Dopo 35 anni di disinteresse, in un freddo venerdì di febbraio di quest'anno, il crollo del tetto: da qui l'allarme dell'associazione, che già in diverse occasioni era entrata nello stabile e che non poteva fare finta di niente. Da subito è stato aperto un dialogo con la proprietà per trovare una soluzione.
Dopo qualche giorno, si è prima provveduto a coprire con grossi teli i fragili banchi da trafila in legno, quindi ad alleggerire i solai del piano superiore per evitare il peggio. Poi è avvenuta la stipula di un comodato d'uso gratuito di un anno con la proprietà, con l'obiettivo di mettere in sicurezza lo stabile e accompagnare enti, rappresentanti, tecnici e politici al suo interno.
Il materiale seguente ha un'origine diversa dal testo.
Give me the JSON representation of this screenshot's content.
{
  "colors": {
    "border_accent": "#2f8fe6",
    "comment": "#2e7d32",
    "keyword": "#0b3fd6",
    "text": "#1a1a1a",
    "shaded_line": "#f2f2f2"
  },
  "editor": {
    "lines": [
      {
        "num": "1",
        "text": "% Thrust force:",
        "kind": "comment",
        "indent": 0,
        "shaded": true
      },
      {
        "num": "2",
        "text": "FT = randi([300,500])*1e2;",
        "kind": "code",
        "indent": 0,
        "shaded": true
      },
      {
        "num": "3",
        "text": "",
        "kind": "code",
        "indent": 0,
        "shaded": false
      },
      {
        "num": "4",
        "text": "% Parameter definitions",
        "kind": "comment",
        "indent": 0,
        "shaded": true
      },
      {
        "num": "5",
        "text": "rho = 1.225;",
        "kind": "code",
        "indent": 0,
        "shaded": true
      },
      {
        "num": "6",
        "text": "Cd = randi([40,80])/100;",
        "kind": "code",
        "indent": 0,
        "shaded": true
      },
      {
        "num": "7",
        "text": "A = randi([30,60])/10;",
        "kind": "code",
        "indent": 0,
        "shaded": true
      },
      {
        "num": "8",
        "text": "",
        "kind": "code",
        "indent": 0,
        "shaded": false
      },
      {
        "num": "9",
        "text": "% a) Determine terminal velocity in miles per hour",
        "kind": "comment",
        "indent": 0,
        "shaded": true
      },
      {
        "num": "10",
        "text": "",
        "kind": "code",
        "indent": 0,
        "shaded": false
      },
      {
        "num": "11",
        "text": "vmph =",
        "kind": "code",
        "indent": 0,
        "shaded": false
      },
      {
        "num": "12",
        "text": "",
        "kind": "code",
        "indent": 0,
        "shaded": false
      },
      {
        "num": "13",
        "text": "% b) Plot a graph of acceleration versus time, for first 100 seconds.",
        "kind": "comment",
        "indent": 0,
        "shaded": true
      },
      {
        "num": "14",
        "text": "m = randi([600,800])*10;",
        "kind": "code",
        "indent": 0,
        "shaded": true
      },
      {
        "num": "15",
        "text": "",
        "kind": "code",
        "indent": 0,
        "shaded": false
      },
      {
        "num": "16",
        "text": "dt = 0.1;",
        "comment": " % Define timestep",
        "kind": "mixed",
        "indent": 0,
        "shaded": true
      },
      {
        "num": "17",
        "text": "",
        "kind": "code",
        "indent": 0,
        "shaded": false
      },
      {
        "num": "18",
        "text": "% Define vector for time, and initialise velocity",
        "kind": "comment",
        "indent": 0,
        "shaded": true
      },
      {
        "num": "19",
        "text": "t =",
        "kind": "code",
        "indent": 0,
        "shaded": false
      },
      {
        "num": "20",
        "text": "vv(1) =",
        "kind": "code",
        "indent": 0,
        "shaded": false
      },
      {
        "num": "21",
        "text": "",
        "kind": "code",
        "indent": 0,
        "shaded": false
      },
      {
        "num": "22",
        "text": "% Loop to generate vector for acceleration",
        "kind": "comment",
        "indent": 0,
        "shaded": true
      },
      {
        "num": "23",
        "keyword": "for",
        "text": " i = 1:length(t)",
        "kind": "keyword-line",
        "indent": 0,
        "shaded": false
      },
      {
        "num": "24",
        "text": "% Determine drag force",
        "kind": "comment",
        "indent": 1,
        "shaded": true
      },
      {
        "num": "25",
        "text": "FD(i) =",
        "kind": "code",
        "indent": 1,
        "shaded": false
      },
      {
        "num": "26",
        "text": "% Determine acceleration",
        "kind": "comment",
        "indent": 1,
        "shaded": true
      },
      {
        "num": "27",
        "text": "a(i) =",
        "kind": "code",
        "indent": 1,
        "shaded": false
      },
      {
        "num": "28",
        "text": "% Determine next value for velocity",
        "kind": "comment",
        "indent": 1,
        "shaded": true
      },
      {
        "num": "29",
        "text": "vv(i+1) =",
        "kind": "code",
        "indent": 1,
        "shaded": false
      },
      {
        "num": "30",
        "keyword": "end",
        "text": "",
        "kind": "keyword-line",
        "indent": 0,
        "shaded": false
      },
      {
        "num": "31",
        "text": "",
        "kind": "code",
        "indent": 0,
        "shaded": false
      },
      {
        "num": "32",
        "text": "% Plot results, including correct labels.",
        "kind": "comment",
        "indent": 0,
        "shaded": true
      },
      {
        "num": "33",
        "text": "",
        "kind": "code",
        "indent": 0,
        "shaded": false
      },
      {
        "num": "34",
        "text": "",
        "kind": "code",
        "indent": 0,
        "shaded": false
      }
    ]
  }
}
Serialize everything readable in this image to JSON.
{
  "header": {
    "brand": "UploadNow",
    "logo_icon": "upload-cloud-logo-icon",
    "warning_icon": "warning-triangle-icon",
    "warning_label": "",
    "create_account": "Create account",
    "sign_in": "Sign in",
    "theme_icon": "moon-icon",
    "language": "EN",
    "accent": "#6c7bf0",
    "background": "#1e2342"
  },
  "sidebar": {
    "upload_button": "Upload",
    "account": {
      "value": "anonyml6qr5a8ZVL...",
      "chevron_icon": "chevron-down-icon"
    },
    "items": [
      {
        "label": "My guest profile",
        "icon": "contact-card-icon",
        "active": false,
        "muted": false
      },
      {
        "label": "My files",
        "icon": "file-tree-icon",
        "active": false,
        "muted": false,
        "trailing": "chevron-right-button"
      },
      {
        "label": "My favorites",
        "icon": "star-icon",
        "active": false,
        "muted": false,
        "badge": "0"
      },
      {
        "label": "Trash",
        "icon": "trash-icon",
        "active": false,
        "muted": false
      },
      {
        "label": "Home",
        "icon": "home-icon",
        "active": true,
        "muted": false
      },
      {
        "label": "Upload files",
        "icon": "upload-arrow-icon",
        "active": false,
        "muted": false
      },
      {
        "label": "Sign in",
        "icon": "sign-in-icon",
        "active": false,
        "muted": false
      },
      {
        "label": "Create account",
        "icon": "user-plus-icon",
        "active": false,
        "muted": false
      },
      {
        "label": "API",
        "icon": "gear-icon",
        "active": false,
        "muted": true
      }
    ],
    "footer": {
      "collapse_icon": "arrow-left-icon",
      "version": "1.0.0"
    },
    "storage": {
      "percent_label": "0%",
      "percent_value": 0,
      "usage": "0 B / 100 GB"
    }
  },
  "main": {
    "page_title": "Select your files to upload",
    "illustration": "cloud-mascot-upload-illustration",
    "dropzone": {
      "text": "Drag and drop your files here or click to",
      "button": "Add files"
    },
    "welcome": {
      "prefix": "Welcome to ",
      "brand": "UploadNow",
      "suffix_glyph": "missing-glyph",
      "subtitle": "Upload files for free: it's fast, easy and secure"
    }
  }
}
"Sappiamo che a Lecco è oltre sette secoli che si “filaˮ il ferro, un'arte antica e radicata che continua a caratterizzare molte attività produttive del territorio. Una lunga storia di uomini, comunità, ingegno e sacrifici, ai quali non possiamo credere che questa città non voglia dare finalmente dignità e riconoscimento. Officina Gerenzone c'è e spera di poter contare sull'appoggio fattivo di molti per non rimanere sola in questa doverosa e urgente operazione di valorizzazione e tutela" fanno sapere dal sodalizio.
"Emergenza Gerenzone. Una trafileria di tre secoli da salvare" è dunque il titolo della serata in programma per il 12 maggio (ore 21) da Otolab. Mezz'ora prima avrà luogo invece l'assemblea annuale del sodalizio riservata ai soli soci.